California Condors. Photos by Michael Durham, courtesy of Oregon Zoo.
"Hunters are an important part of conservation management, and this is about helping them reduce an impact that's completely unintended," he says.
One of the biggest questions Brown hears from hunters is whether lead-free ammunition performs as well as traditional bullets. It’s something he’s wanted to study for years. Through the zoo's partnership with PSU, he's been able to do just that — beginning a master's program in 2022 before continuing into a Ph.D.
"A lot of folks don’t want to switch to something that doesn’t work as well," he says. "I’ve been trying to run this research since 2010, so finally being able to do it is pretty exciting."
What makes me really happy is when I see the students I've worked with go and do that type of work all over, whether it's in field conservation or in a zoo community.
Brown's study taps into community-sourced data from hunters who recorded the details of each hunt, including cartridge and bullet type, species, shot distance and internal organ damage. The goal is to better understand different bullet designs and establish some baseline performance metrics to support bullet selection and use.
"Having data on performance is going to be really valuable," he says. "It gives us some credibility in that we've done the work to look at performance and this is what we found. The other piece is if we do find issues with performance, we can go back to manufacturers and see how we can improve things."
His research has implications for wildlife management programs, invasive species management, landscape conservation and endangered species recovery programs.
GROWING THE PARTNERSHIP
For Wielebnowski, the results of the partnership speak for themselves.
"What makes me really happy is when I see the students I've worked with go and do that type of work all over, whether it's in field conservation or in a zoo community," Wielebnowski says.

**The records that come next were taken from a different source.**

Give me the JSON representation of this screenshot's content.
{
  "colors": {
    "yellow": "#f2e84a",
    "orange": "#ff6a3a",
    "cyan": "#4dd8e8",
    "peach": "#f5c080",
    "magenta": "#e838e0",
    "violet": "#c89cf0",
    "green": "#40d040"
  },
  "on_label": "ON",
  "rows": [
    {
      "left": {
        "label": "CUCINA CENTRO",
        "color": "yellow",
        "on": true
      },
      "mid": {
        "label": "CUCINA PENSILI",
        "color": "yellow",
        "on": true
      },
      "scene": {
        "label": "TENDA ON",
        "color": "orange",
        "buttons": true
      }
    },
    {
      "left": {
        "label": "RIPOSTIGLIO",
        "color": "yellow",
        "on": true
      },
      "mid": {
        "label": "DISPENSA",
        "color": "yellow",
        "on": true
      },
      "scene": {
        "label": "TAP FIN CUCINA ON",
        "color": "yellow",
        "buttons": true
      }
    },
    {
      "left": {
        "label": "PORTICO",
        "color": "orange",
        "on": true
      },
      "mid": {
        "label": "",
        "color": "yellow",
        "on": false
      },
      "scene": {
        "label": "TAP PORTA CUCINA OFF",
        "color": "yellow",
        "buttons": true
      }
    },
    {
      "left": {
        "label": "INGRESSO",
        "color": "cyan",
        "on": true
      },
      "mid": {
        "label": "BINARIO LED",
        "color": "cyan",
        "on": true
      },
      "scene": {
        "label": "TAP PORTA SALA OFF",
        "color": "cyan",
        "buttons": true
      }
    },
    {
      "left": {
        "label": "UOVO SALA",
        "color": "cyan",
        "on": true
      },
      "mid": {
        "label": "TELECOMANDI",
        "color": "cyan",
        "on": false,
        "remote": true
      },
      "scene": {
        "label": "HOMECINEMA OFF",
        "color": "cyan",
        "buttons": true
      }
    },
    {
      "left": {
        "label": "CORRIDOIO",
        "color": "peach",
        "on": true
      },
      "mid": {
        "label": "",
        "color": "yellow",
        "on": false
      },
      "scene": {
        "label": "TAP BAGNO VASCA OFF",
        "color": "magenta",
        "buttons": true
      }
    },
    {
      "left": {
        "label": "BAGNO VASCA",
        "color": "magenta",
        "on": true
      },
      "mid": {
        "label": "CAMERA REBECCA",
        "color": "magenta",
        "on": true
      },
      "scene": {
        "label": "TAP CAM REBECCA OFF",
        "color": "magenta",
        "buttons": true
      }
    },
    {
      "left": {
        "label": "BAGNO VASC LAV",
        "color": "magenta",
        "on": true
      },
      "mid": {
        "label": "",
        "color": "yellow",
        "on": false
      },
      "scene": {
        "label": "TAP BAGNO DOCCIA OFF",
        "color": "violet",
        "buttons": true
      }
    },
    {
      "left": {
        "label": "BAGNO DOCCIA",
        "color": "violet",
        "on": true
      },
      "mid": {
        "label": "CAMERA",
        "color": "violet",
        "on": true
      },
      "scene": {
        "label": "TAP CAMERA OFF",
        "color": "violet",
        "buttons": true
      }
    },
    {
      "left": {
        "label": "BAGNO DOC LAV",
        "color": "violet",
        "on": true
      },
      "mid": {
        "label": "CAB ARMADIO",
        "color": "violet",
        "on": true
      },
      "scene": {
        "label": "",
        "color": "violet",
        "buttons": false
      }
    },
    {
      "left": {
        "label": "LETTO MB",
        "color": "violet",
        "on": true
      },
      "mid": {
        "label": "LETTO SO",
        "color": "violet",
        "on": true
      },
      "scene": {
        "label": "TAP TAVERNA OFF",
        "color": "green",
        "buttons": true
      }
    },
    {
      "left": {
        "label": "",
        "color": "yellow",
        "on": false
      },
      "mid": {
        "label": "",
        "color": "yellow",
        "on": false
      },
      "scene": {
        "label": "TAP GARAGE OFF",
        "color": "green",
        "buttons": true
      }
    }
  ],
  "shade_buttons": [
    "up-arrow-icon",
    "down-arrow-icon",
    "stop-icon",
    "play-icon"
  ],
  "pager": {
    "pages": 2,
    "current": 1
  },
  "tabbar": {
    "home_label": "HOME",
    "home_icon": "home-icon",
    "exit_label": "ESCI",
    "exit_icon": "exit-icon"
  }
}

Because of funding and time constraints, she's rarely able to support more than one student at a time, but she hopes to expand — especially now that Westcott is part of the team. Both see opportunities to grow the collaboration by involving other disciplines, from the zoo's education, nutrition and veterinary teams to PSU departments like engineering, psychology and chemistry.
"There are so many different things beyond just looking at the animals in biology," Westcott says. "We could overlap in ways that benefit both PSU and the zoo."